実用書を書く

論文は学術的で高度で専門的である。そのため、理解する対象読者が限られてくる。しかし、それまで高度ではなく、一般読者でも理解できる事象、物語の内容、技法、方法を分かりやすく書く方法が存在する。それは実用書である。または、解説書という。これは自費出版本が出しやすい領域である。書く対象は星の数ほどある。実用書の著者は当然であるがある分野に精通していなければならない。書く対象は、仕事の実務や趣味が中心になってくる。勝負は知識の深さである。そこから発信される情報の正確さが実用書に命になる。
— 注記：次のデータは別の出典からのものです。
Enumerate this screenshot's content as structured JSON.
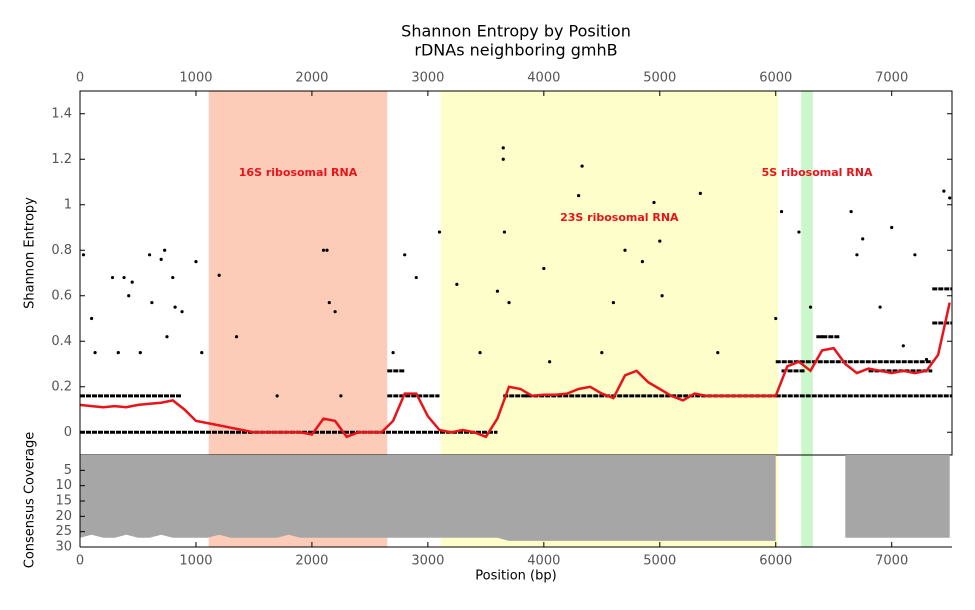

そこに理論がついてきたとしても、みんなにとって分かりやすいものでなくてはならない。実用書は淡々と事実を書くことが求められる。エッセーの一種である紀行文から著者の感情を削除し、空いた部分に実用的な情報を書くとそれは、旅行者向けの実用書になる。実用書は自分が持つ知識や情報をできるだけ分かり易く読者に伝えることが大切である。そのためには、文章だけに頼ってはいけない。図やイラスト、統計などの力を借りるとよい。実用書の読者は手っ取り早い情報を獲得したがっている。しかし、ある特定の分野に精通したものなら、それに対する熱い想いがあるはずだ。ただ淡々と知識を書くだけだと、著者は不満に思うかもしれない。その場合は、本の区切りとなる部分にコラムを入れるとよいだろう。コラムは読者の息抜きになる。また、その分野への興味も増すだろう。